Who’s It It: Gerard Butler, Tom Wilkinson, Thandie Newton, Mark Strong, Idris Elba, Tom Hardy, Toby Kebbell, Jeremy Piven, Chris Bridges
The Basics: British thugs of every socio-economic strata get into real estate. That’s as simply as it can be explained because:
1. I got lost in the plot somewhere around minute 46.
2. Getting lost in the plot isn’t really all that big a deal.
3. Even if I hadn’t gotten lost it would take me about a thousand more words to explain it because director Guy Ritchie likes to pile detail on top of twist on top of incident on top of quirk on top of torture.

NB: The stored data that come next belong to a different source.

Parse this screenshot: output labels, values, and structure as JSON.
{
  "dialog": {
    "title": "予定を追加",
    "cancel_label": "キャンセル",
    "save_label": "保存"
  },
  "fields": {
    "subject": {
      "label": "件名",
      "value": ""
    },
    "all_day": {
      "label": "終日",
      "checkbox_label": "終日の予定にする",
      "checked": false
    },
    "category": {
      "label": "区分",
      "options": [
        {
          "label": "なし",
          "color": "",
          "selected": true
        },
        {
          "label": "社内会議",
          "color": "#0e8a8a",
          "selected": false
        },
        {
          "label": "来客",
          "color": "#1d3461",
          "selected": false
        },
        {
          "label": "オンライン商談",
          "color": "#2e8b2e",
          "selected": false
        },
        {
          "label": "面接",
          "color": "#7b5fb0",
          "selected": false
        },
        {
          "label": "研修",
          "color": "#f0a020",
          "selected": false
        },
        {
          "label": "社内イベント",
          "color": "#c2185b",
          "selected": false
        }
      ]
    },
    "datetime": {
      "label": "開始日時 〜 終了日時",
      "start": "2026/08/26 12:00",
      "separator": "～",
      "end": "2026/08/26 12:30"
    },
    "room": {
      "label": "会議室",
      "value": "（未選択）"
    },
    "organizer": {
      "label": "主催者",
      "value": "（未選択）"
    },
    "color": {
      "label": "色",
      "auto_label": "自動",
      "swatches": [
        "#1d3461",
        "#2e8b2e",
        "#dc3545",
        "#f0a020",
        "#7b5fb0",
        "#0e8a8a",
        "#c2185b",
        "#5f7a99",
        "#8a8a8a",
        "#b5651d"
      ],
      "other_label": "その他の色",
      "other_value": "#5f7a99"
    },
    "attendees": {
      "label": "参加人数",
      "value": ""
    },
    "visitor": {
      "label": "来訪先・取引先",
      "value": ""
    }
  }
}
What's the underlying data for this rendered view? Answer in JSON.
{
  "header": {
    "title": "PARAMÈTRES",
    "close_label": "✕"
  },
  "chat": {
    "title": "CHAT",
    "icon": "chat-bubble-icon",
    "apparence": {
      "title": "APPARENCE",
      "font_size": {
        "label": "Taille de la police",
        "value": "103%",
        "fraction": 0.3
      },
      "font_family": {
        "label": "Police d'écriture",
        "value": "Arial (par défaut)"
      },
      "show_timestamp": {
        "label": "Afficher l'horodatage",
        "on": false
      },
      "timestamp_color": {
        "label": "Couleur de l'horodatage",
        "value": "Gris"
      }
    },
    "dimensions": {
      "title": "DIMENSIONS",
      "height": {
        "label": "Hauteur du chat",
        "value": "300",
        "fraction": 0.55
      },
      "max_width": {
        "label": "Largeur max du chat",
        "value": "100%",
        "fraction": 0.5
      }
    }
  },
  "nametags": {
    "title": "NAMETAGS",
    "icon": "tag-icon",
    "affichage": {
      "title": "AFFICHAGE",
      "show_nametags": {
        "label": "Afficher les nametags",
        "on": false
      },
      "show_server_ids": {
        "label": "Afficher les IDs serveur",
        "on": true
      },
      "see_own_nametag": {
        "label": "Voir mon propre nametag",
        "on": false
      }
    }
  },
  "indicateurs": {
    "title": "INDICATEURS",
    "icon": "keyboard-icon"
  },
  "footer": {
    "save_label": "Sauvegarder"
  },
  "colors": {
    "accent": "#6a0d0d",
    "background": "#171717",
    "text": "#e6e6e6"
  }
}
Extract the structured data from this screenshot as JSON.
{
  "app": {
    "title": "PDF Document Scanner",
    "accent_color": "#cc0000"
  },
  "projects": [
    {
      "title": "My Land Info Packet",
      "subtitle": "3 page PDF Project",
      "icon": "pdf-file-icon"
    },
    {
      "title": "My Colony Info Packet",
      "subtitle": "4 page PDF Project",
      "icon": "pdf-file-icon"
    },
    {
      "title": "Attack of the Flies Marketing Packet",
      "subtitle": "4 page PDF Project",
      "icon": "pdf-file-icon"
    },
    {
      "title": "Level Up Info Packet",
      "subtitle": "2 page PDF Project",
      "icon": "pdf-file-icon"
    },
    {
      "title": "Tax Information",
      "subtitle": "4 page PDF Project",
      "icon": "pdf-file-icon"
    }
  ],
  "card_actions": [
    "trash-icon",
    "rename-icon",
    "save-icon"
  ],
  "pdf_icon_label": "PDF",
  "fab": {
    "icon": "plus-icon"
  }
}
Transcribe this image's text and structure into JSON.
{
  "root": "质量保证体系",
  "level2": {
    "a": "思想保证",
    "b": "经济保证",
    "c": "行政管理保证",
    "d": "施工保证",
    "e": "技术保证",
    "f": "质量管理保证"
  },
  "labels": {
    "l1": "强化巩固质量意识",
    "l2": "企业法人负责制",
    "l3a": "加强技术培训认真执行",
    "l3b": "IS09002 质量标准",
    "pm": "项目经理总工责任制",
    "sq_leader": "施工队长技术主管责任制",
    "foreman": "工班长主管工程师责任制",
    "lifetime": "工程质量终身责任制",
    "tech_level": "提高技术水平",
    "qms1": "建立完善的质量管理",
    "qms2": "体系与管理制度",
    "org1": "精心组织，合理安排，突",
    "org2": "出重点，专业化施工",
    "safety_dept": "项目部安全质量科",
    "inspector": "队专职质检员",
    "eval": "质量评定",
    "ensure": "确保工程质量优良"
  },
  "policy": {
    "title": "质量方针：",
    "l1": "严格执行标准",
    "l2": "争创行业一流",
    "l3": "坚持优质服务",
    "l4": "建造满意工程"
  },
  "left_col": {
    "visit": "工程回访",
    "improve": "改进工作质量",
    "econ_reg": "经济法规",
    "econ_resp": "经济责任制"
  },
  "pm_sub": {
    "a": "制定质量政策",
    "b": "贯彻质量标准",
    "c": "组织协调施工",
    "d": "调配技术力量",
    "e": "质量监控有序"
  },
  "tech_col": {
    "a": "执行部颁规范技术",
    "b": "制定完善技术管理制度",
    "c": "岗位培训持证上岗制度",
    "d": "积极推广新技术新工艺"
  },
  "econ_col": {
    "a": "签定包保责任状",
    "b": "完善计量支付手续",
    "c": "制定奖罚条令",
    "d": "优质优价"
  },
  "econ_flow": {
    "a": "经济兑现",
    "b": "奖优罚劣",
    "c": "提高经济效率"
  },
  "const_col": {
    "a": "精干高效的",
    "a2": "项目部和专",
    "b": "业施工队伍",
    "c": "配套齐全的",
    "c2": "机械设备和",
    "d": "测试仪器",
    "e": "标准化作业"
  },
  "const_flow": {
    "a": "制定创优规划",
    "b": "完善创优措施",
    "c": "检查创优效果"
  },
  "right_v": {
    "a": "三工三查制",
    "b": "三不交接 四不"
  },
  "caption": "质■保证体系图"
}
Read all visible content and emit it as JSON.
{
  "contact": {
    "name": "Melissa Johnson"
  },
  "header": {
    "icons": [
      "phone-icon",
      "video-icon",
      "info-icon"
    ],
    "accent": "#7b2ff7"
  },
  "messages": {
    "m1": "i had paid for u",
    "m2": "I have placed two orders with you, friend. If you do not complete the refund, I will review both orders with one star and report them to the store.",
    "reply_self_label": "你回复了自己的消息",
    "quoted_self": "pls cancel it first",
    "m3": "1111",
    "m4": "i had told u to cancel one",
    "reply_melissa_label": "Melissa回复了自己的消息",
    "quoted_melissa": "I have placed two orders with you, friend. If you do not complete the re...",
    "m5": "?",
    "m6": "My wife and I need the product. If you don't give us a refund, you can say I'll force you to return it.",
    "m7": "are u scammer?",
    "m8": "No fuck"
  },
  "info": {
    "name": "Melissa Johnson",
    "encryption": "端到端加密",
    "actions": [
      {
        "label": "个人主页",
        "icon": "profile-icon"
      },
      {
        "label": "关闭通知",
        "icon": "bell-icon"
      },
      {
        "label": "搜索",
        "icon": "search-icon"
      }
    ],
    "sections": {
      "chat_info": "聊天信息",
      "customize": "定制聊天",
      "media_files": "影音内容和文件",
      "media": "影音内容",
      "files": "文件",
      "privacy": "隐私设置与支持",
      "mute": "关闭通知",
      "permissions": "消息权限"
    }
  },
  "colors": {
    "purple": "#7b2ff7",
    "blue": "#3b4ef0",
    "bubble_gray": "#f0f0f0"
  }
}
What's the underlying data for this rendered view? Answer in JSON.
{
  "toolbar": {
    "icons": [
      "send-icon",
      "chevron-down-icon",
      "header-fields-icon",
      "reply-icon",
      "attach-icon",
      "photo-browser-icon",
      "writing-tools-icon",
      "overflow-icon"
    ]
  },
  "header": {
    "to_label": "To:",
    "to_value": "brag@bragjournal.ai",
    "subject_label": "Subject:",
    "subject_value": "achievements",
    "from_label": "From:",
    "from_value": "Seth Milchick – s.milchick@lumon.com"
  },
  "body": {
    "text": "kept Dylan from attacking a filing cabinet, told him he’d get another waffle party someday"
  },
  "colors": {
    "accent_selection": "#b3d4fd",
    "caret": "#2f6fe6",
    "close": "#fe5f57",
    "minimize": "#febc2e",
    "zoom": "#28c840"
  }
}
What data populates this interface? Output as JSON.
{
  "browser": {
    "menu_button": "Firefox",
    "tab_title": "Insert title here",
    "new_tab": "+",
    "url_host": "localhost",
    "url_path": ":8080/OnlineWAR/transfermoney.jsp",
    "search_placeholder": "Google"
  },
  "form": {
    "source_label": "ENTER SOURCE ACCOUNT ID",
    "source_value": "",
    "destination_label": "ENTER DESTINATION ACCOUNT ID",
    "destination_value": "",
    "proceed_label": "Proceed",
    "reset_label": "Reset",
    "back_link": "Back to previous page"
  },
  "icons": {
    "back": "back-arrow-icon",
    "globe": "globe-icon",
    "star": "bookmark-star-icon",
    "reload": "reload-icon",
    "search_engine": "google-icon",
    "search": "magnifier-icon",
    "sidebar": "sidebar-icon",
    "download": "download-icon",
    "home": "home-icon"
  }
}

Not that that’s a bad thing. But you can tell he’s daring you to keep up, even when it’s all empty silliness.
What’s The Deal: Style can carry you a long way. And Guy Ritchie’s movies—at least the cool ones where it’s all about the British underworld—can’t help themselves in that department. He can’t tell a straightforward crime story about a heist or a double-cross. He needs 8-way-crosses and inside jokes and gangstas who watch The Remains of The Day on DVD while waiting for the drop and Thandie Newton dancing with Gerard Butler in a scene that rivals the one where Uma and JT do it in Pulp Fiction. He wants street thugs with gay coming-out stories to hit on 300 stud Butler and people in wheelchairs devoured by crayfish and he wants the camera to go zoom zoom zoom every chance it can.
Why I Like His Movies In The Same Way That I Like Period Films About Ladies In Big Hats: Because they’re comforting day-trips to an alien planet. And you can tell they are to him, as well. Ritchie grew up posh but is so enamored of criminals, so wishes he were “hard,” is so into the kind of fantasy man he isn’t (for example, the kind who would never marry Madonna), that he’s made a fetish out of his male characters’ swaggering and scars and bloody lips and constant use of words pronounced “nuffink.” Meanwhile he can’t help but tweak them into submission for his own amusement, rearrange their masculinity and amplify their idiosyncrasies. Over there they call it being cheeky.
Who To Keep In The Divorce: If Filth and Wisdom is the kind of pretentious, fake-Godard B.S. we can expect from the future ex-Mrs. R, then I’ll stick with this guy. At least we’re guaranteed he’ll keep making fun shoot-em-in-the-mouth movies instead of another Swept Away.